Asher writes about how to teach. I was re-reading this:
http://www.guruhandbook.com/?p=83#comments
And thought about times where I've broken. It was always limited- I've never experienced a feeling that my entire identity or entire world view were shattered... at least not in a bad way. That is largely due, I think, to the fact that I've never been 'sure' of anything. The world I understand is only my best explanation so far. Who I am is only what I have done and felt in the situations I have experienced. Neither has ever felt definitive.
There have been times, though, when things or people I loved turned out not to be what I thought. When futures I had dreamed and planned for spiraled to destruction.

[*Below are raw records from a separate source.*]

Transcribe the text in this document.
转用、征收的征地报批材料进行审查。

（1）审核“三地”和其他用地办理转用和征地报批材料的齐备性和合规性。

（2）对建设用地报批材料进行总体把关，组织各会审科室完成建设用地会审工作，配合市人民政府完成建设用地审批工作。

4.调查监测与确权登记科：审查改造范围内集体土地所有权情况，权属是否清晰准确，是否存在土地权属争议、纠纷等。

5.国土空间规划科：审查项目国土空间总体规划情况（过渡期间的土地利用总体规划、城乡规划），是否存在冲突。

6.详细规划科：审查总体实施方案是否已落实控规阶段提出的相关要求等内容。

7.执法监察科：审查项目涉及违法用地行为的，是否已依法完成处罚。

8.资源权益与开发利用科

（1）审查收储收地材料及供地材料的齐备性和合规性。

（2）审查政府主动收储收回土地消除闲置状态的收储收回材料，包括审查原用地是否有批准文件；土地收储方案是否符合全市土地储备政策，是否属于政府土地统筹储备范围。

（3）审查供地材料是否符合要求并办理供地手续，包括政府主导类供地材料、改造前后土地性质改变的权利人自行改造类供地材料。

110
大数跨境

One was judo in specific and martial arts in general. I had believed in a warrior mythos, a modern chivalry. That anyone who persevered through training that intense must be cleaner, more ethical, better than those who didn't or couldn't stand the impact and sweat. When I found that some of the very best at this thing that I loved could be human, even less than normally human in some ways, it was a tremendous loss of faith.
I recovered and continued to train by loving what was there. This is the key, why my recovery in these times is usually swift, why I rarely agonize: there was nothing to mourn. There was no loss. The thing that was shattered had never been a true thing. The choice was between wallowing over a shattered illusion or simply loving the real thing that was left. That was any easy choice, really no choice at all.
Strangely, the real thing that is left is always simpler than the thing that was shattered.